Author Elin Hilderbrand is a prolific author, known for what is termed her “beach reads.” As much as I read, and as much as I enjoy a summer read, I have never read a book by this author. It won’t be the last one, because I enjoyed The Hotel Nantucket very much.

The Hotel Nantucket was once a well-respected hotel, known for entertaining the well-to-doers who habitat Nantucket Island in the summer. Unfortunately, the hotel suffered a serious fire in 1922 that killed a housekeeper, whose restless spirit wanders the hotel waiting for someone to discover the truth about the fire and putting her at peace.

Much like the hotel, Lizbeth Keaton has also suffered a setback, breaking up with her long-time fiance, with whom she ran a successful restaurant, after learning that he was involved with another woman. She leaves him and the restaurant behind. Lizbeth is delighted to be hired by billionaire Xavier Darling to run the completely remodeled Hotel Nantucket. Darling purchased the old hotel and spent millions bringing the it back to life. Everything about the hotel is perfect. The restaurant is run by a famous chef. The spa is magnificent. The rooms are sheer perfection with not a wrinkle or spot of dust to be found. The question is, can Lizbeth and her staff — all who have complicated histories and secrets — meet Darling’s goal: to receive a perfect score from the hotel critic who can make or break hotels? Thus far, no one has ever received a perfect score.

The hotel occupants have as many secrets as the staff. Shortly after the hotel opens, a mysterious woman and her two adorable children arrive, asking for a room for an unknown period of time. What’s more, she will pay cash, and money is no object.
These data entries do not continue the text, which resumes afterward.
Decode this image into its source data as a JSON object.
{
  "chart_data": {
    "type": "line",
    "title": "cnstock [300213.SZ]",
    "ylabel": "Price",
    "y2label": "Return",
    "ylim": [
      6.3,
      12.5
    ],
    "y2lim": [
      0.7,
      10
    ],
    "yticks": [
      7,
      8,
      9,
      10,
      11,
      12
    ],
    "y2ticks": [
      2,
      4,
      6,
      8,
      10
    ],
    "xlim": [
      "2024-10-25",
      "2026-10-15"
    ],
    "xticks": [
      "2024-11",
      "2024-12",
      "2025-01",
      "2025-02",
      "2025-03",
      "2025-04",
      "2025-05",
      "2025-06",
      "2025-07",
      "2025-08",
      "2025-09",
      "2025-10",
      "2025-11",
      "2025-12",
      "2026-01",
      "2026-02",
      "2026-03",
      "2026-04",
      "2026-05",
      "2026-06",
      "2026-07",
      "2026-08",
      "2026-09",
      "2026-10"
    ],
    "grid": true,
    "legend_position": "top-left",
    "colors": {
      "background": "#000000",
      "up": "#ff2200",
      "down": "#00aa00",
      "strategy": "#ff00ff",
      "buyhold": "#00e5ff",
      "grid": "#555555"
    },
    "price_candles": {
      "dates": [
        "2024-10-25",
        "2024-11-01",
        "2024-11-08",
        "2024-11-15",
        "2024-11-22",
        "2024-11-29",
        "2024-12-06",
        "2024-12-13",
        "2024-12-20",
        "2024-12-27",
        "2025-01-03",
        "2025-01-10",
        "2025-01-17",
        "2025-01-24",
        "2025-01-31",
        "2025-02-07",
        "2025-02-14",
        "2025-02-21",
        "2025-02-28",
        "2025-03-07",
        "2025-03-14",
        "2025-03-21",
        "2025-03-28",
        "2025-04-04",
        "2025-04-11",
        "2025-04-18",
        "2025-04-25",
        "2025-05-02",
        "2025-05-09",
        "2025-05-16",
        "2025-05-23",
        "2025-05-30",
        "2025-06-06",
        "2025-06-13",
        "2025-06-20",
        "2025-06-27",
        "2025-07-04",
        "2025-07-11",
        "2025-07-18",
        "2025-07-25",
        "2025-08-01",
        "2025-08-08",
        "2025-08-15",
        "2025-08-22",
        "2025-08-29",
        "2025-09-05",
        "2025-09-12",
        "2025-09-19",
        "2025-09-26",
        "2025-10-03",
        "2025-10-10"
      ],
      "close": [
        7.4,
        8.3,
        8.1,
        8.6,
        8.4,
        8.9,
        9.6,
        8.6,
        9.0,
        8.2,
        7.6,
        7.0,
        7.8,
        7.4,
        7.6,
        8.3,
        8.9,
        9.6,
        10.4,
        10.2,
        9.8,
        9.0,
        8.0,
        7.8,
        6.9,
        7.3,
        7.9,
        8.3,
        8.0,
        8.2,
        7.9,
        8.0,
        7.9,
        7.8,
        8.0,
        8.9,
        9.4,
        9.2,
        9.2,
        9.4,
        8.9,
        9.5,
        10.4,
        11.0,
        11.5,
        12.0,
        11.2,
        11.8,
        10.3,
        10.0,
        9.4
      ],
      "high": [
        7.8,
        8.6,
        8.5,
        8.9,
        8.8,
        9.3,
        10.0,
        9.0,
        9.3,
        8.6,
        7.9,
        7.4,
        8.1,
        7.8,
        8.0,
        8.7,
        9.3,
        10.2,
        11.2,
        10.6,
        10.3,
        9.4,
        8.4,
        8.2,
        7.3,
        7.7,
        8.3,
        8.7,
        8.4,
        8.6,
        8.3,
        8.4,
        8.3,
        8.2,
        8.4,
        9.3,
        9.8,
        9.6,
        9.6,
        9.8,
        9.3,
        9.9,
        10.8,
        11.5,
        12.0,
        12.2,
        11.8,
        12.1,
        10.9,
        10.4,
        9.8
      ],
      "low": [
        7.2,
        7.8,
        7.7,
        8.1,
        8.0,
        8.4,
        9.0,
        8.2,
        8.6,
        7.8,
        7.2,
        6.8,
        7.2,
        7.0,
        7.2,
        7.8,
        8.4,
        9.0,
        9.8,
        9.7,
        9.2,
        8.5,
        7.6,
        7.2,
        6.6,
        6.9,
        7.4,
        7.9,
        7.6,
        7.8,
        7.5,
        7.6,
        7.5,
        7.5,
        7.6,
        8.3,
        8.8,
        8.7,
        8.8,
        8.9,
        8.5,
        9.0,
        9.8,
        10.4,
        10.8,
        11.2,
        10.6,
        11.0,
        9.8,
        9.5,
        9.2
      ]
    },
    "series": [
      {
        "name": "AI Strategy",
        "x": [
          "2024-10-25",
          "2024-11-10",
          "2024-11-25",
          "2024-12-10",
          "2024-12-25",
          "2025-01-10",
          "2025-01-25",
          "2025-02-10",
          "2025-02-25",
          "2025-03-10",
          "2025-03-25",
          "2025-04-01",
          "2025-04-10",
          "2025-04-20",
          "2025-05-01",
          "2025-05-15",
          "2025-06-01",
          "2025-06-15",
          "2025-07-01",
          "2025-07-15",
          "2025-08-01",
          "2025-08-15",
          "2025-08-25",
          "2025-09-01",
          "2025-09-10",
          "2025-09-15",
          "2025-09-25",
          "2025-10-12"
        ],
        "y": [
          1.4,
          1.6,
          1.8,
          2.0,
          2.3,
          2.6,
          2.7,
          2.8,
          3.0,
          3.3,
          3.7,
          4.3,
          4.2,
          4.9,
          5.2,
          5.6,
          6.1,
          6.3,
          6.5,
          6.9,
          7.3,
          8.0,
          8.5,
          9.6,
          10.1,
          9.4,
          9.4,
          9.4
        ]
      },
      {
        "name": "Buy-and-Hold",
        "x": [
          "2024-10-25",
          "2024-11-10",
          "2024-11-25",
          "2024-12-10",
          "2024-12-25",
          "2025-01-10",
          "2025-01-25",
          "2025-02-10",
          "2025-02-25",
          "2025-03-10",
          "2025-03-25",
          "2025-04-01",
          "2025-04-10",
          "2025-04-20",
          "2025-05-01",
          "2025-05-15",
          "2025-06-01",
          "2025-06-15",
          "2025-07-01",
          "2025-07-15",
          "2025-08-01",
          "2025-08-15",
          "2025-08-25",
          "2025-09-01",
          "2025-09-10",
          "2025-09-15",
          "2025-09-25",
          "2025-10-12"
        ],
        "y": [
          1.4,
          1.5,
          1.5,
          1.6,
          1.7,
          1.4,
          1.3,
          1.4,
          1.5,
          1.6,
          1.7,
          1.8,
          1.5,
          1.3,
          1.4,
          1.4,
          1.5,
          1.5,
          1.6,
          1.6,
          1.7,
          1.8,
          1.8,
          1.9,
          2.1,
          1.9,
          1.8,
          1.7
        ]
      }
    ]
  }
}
The story is told from different vantage points, but it isn’t confusing at all. And the ghost of Grace, the housekeeper who died in the fire, isn’t a bit offputting. She’s merely an observer, and, while she plays a strong role in the story, it isn’t in any way a ghost story.

The Hotel Nantucket is a luscious novel that leaves the reading wishing they were rich enough to afford the thousand dollar rooms.

I loved this book.

Here is a link to the book.

Friday Book Whimsy: Malibu Rising

From its title, Malibu Rising sounds a bit like a beach read. I have nothing against beach reads, but I haven’t even been in the vicinity of a beach this summer. In fact, aside from a trip to Vermont, I mostly haven’t been outside of my back yard. Still, author Taylor Jenkins Reid wrote two of my favorite books of all time: Daisy Jones & the Six, and The Seven Husbands of Evelyn Hugo. I was ready to give this book a try.

What I like best about this author is that she doesn’t tackle books in a traditional way. Daisy Jones & the Six is presented as an oral history, making it unique and extremely readable. I hoped for the best from Malibu Rising, and I certainly wasn’t disappointed.

Every year, Nina and her siblings (Jay, Hud, and Kit) hold a summer-ending party. Nineteen eighty-three was no exception. Except this party changed many lives completely.

These four are the children of a famous singer who knows how to entertain but doesn’t know how to be a faithful husband or a good father. He leaves his family when the children are young. His wife tries her best, but sadness and the stress of raising four kids alone drives her to drink herself to death when Nina — the eldest — is only 16 years old. She reaches out to her father, but doesn’t hear back from him. She quits high school to take care of her siblings the best that she can.

While the bulk of the story takes place in a single day, flashbacks tell the story of how the four cope with their unusual family situation. Once she turns 18, Nina takes over the restaurant that her mother’s family always ran. Jay becomes a professional surfer, while the youngest — Kit — tries to figure out where she fits into the family.

They author’s description of the party are vivid and crazy. There are no invitations, if you hear about the party, you can come. Alcohol and drugs are plentiful. Famous people mix with blue-collar workers. Nina’s siblings look forward to the party every year. This year, Nina — in the midst of getting a divorce from her famous husband — is not as enthusiastic.

Normally back-and-forth stories are troublesome to me. I sometimes find them confusing. The author’s telling of this story is, however, seamless. The characters are interesting and realistic. Most important, though they could be obnoxious, they are likable. Well, at least the main characters are likable.

Malibu Rising is a story of survival and figuring out who you are amidst chaos and confusion. The ending was satisfying, except for the fact that I wasn’t ready to be done reading. Yes, it was that good.